Sir Robert Chiltern
At the start of the play Sir Robert Chiltern is the "ideal husband" who gives the play its title. He is 40 years old, clean cut, and good-looking. In Act 1 he is proud of himself and all he has done in his career and for his country. He is also content with and proud of his marriage. However, his career rests upon a secret: when he was just starting out he sold a government secret illegally to a speculator, who used it to make himself and Sir Robert a lot of money. He is therefore not nearly as pure as he would claim, or as strong: when Mrs. Cheveley, a blackmailer, threatens to expose his secret if he doesn't do what she wants, he crumbles quickly. When he asks his friend Lord Goring for help with the situation, he spends a lot of time justifying his actions. Instead of telling his wife the truth, he initially conceals it from her. Sir Robert is a good man but he has, as he himself points out, "feet of clay." Sir Robert is both honorable in his career, his politics, and his love for his wife but dishonorable in his criminal past and the way he has lied about it. The tension between these opposites form his character and challenge the audience to consider what it means to be flawed. British audiences might recognize something in Sir Robert's name that American audiences would not. Members of Parliament cannot technically resign their posts. Instead they take a paid government position, which disqualifies them to serve. The term for this is "taking the Chiltern Hundreds." Chiltern's last name would by itself signal a character who will have to resign from the government in disgrace.
Lady Chiltern
Wilde describes 27-year-old Lady Gertrude Chiltern as having a "Greek beauty." She loves her husband, but she also loves the idea of her husband, who she believes is beyond moral reproach. She loves his success and his reputation as an ethical statesman. She has held to strict ethical standards since she was young, but circumstances challenge her in this play, forcing her to change her insistence on moral purity. When she first learns her husband isn't as perfect as she had thought, Lady Chiltern essentially threatens to leave him. Later she must find a way to love him despite his flaws, which she does. Along the way she discovers that she herself is capable of moral flaws and that forgiveness of others' moral shortcomings is, in itself, a virtue. Lady Chiltern also represents a more traditional view of women: in the end she forgives her husband in order to allow him to fulfill his ambitions.
Mrs. Cheveley
Mrs. Laura Cheveley is the play's villain. She is continually bad but also multilayered. She enjoys flirtation and values money and social connections. However, she is also good-looking and charming enough that she and Lord Goring had planned to marry once upon a time.
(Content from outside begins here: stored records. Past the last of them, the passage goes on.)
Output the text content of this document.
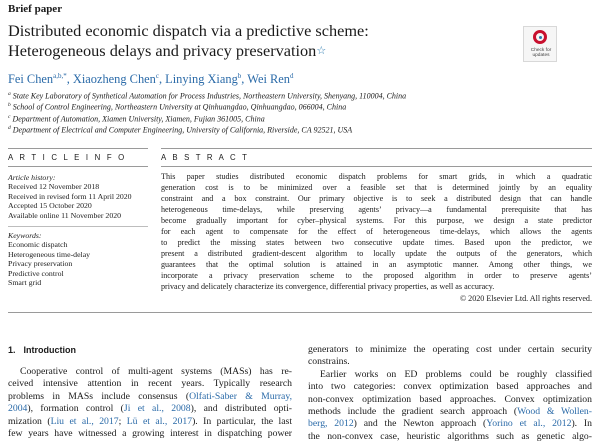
Brief paper
Distributed economic dispatch via a predictive scheme:
Heterogeneous delays and privacy preservation☆	Check for
updates
Fei Chen$^{a,b,*}$, Xiaozheng Chen$^c$, Linying Xiang$^b$, Wei Ren$^d$
$^a$ State Key Laboratory of Synthetical Automation for Process Industries, Northeastern University, Shenyang, 110004, China
$^b$ School of Control Engineering, Northeastern University at Qinhuangdao, Qinhuangdao, 066004, China
$^c$ Department of Automation, Xiamen University, Xiamen, Fujian 361005, China
$^d$ Department of Electrical and Computer Engineering, University of California, Riverside, CA 92521, USA
A R T I C L E I N F O	A B S T R A C T
Article history:
Received 12 November 2018
Received in revised form 11 April 2020
Accepted 15 October 2020
Available online 11 November 2020
Keywords:
Economic dispatch
Heterogeneous time-delay
Privacy preservation
Predictive control
Smart grid
This paper studies distributed economic dispatch problems for smart grids, in which a quadratic
generation cost is to be minimized over a feasible set that is determined jointly by an equality
constraint and a box constraint. Our primary objective is to seek a distributed design that can handle
heterogeneous time-delays, while preserving agents’ privacy—a fundamental prerequisite that has
become gradually important for cyber–physical systems. For this purpose, we design a state predictor
for each agent to compensate for the effect of heterogeneous time-delays, which allows the agents
to predict the missing states between two consecutive update times. Based upon the predictor, we
present a distributed gradient-descent algorithm to locally update the outputs of the generators, which
guarantees that the optimal solution is attained in an asymptotic manner. Among other things, we
incorporate a privacy preservation scheme to the proposed algorithm in order to preserve agents’
privacy and delicately characterize its convergence, differential privacy properties, as well as accuracy.
© 2020 Elsevier Ltd. All rights reserved.
1. Introduction
Cooperative control of multi-agent systems (MASs) has re-
ceived intensive attention in recent years. Typically research
problems in MASs include consensus (Olfati-Saber & Murray,
2004), formation control (Ji et al., 2008), and distributed opti-
mization (Liu et al., 2017; Lü et al., 2017). In particular, the last
few years have witnessed a growing interest in dispatching power
generators to minimize the operating cost under certain security
constrains.
Earlier works on ED problems could be roughly classified
into two categories: convex optimization based approaches and
non-convex optimization based approaches. Convex optimization
methods include the gradient search approach (Wood & Wollen-
berg, 2012) and the Newton approach (Yorino et al., 2012). In
the non-convex case, heuristic algorithms such as genetic algo-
She pulls off some of the play's wittiest observations. Her primary crime in the play is attempting to blackmail Sir Robert so she can make a lot of money on the Argentine Canal scheme. However, there are other crimes in her past. She stole a diamond brooch from Lord Goring's cousin Mary Berkshire and was expelled from school for theft when she was young. Mrs. Cheveley is openly out for her own good and doesn't try to hide it, although her means are underhanded. While she clearly lusts after money and material goods, she sometimes has other goals in mind. When she attempts to blackmail Sir Robert, she is after more than money. She despises Lady Chiltern's attitude of moral purity and therefore superiority. Blackmailing Sir Robert, who wants to hide his dirty dealings in the past from his clean-minded wife, gives Mrs. Cheveley an opportunity to disrupt the Chilterns' marriage by exposing its underlying moral hypocrisy. This would give her as much satisfaction as making a financial profit from the transaction.
Lord Goring
Lord Arthur Goring, also known as Viscount Goring, is 34 years old. Handsome and intelligent, he lives a life of pleasure and idleness as a dandy, devoting himself to the latest styles and fashions. This often makes him appear superficial, but while Wilde's stage directions say he plays at life, in reality he alternates between being verbally playful, often with Mabel Chiltern or his father, Lord Caversham, and being quite serious and direct. In this respect he is one of the play's most paradoxical characters. While his superficiality and seriousness appear contradictory, they are, in fact, attributes shared by one person. Lord Goring says provocative things and plays with social conventions. More than one critic has seen Goring as Wilde's mouthpiece in this play because his verbal style, packed with witty epigrams, so closely resembles the author's. However, in action Lord Goring is very much the play's hero. He gives Sir Robert good advice when his friend comes to him in trouble, helps Lady Chiltern, and acts boldly to retrieve the letter Mrs. Cheveley uses to blackmail Sir Robert. Wilde rewards Goring's heroism by marrying him off to his true love (Mabel Chiltern) at the end of the play.
Mabel Chiltern
Wilde's first descriptions of Mabel Chiltern, Sir Robert's sister, make her sound not just young but innocent, even naive. However, throughout the play she proves herself witty, and in her own way a skilled manipulator. She charms and redirects Lord Caversham at will. She's aware of Lord Goring's love for her before he is, and matches him comment for witty comment. She even, at the very end of the play, rejects the idea of an ideal husband, seeking to craft a realistic and functional relationship with Lord Goring instead.